What I gathered from your last post was that I should set my subs frequency to the max, and let the processor send the appropriate information, whether watching movies or music.

I guess the reason my way sounds more correct to me is that I'm assuming that ALL information received through the LFE input is played as is, as opposed to the high level connection, which is effected by the crossover that is set in the sub. In other words, the crossover that you set in the sub affects ONLY the high level connection, not the LFE.

Phew, that was a mouthful... How wrong am I?

-Fauzi


----------



## Moonfly (Aug 1, 2008)

Your correct, if I am reading you correct .

The LFE crossover (on the sub) should be set to off or max to allow the processor to manage the bass. The high level connection should have the crossover set on the sub to match the speakers low end frequency rating, to allow the subs HL connection to manage the bass.


----------



## Moonfly (Aug 1, 2008)

recruit said:


> Dan - REL subs do actually use both high and low levels simultaneously as opposed to other subs out there, this is one feature that REL do recommend in doing...after owning a Quake/ Q150MKI &MKII / Strata III and Strata V, I did combine the 2 and had good results, well apart from the Quake that is :blush:


Just spotted your post.

I owned a Q100e and a strata 2 so have experience of Rel as well. I know you can use both connections together which is fine, but if you do this via a modern AVR, depending on how you have it set, the AVR will only utilise one connection at a time, unless you specifically tweak all the settings to circumvent this.
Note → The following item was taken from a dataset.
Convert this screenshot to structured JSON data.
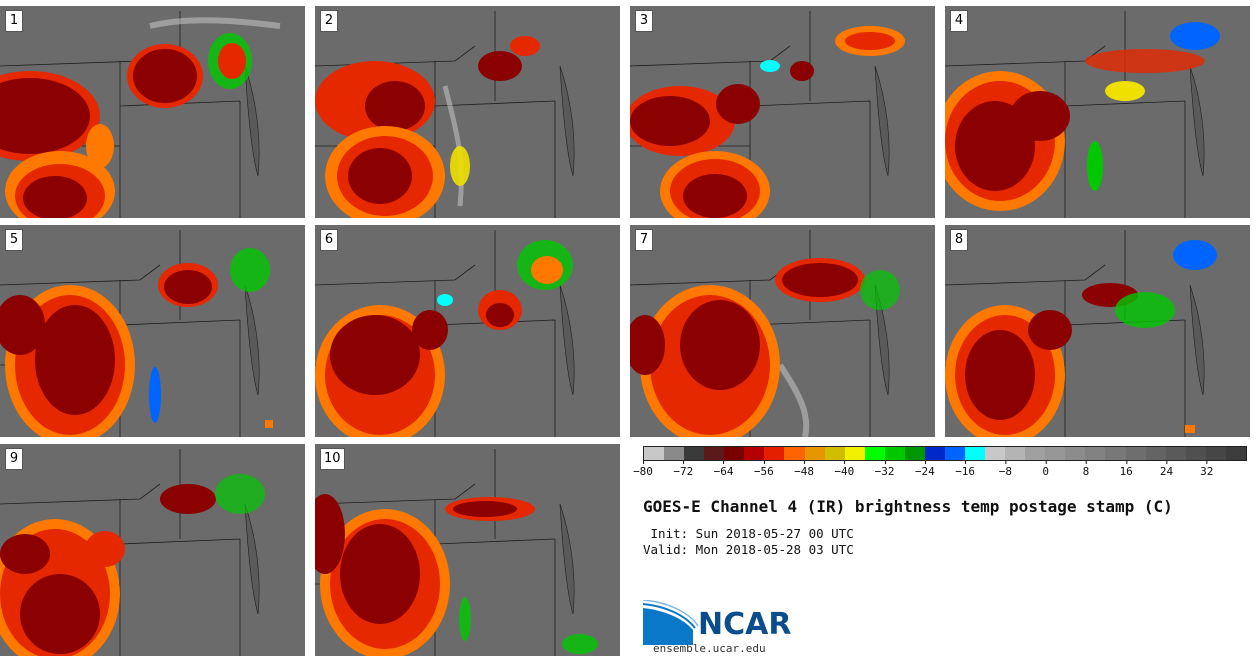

Typically, these kinds of setting would be out of the norm for a movie focused system setup.


----------



## recruit (May 9, 2009)

That is what makes the REL's so good with music sources due to it's flexibility for connections both high and low, although unless you move up to Stentor and above ie Studio they struggle to produce the levels of LFE we are used of nowadays...


----------



## Moonfly (Aug 1, 2008)

I certainly agree with that :T


----------



## fauzigarib (Mar 11, 2010)

Moonfly said:


> Your correct, if I am reading you correct .
> 
> The LFE crossover (on the sub) should be set to off or max to allow the processor to manage the bass. The high level connection should have the crossover set on the sub to match the speakers low end frequency rating, to allow the subs HL connection to manage the bass.


D,

Here's my confusion. On the control panel of the sub, there is control for only one frequency crossover. Is this the crossover for both connections at the same time? I have always assumed that this was just for the high level connection, whereas the LFE played the signal as it was sent.

Therefore, if there is only one freq control, and that controls the crossover for both connections, I guess I'm forced to have the bass management done by the processor.

Am I correct?

-Fauzi


----------



## Moonfly (Aug 1, 2008)

Got ya. Most subs have crossovers for both high and low level connections, but like you say yours doesnt. Ive had a quick look at the manual and although it doesnt seem to specifically say if this is the case or not, I would say its pretty safe to assume your correct in that the on board crossover is purely for the HLC :T


----------